The 12th International Semantic Web Conference
and the 1st Australasian Semantic Web Conference
21-25 October 2013, Sydney, Australia

Semantic Enrichment of Mobile Phone Data Records Using Linked Open Data

Authors: 
Zolzaya Dashdorj and Luciano Serafini
Abstract: 
The pervasivity of mobile phones opens an unprecedented opportunity of deepening into the human dynamics through the analysis of the data they generate. This enables a novel human-driven approach to service creation in a wide set of domains such as health-care, transportation and urban safety. The telecom operators own and manage billions of mobile network events (like the Call Detailed Records - CDR) per day: the interpretation of such a big stream of data needs a deep understanding of the context where the events have occurred. The exploitation of available background knowledge is a key element in this scenario. In this paper we introduce a novel method for the semantic interpretation of human behavior in mobility based on the merge of the mobile network data stream and the geo-referred available background knowledge. We modeled the human behavior making use of the geo and time-referenced knowledge available on the web (e.g., geo-tagged resources, info on weather forecast, social events, etc.) matching it with the mobile network coverage map.
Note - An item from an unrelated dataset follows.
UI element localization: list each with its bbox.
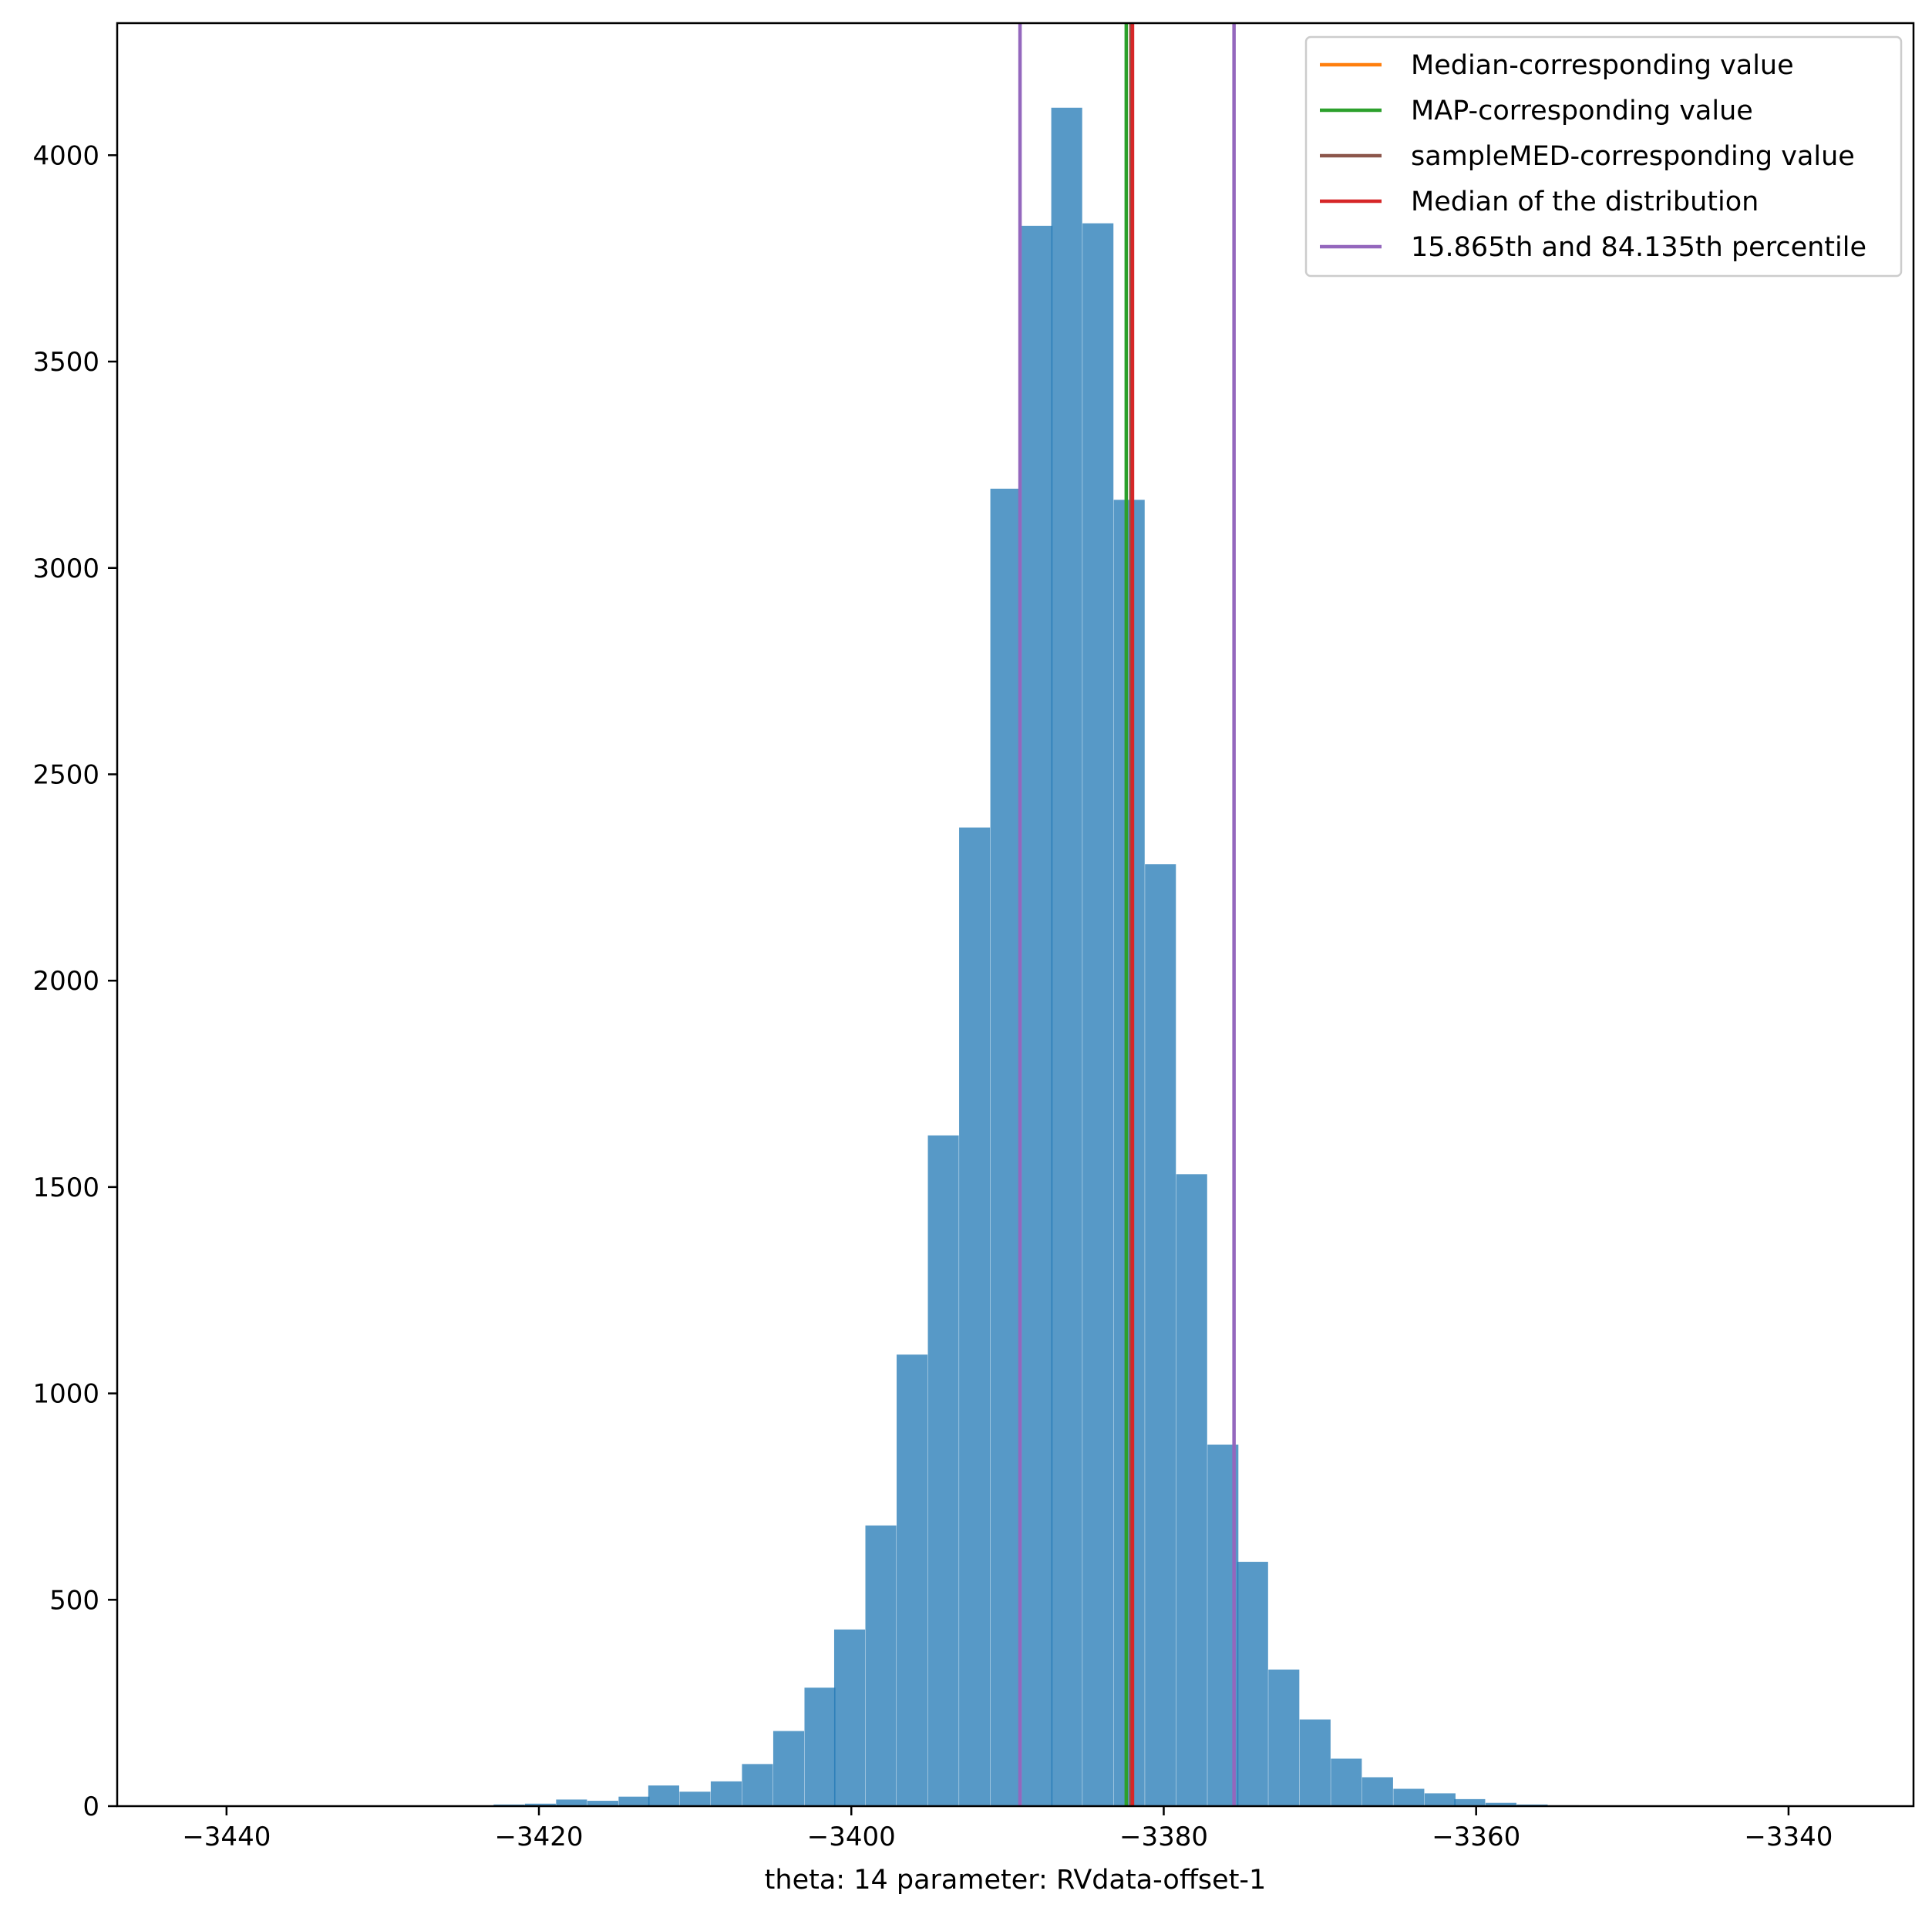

The model is intended to characterize the contexts where the mobile network events occur in order to help in interpreting the behavioral traits that generated by them. This will allow us to achieve a set of predictive tasks such as the prediction of human activities in certain contextual conditions (e.g., when an accident occurs on highway before the working time starts, etc.), or the characterization of exceptional events detected from anomalies in mobile network data. We created an ontological and stochastic high-level representation behavioral model (HRBModel) that maps the human activities to the different contexts. Given the mobile phone network and the geo-tagged resource Openstreetmap, the model is used to rank the activities associated to a particular network event (e.g. a sudden call amount peak) according to their probability. We also describe the design of an experimental evaluation and the preliminary evaluation results to measure the performance of the model and to improve the activity prediction task.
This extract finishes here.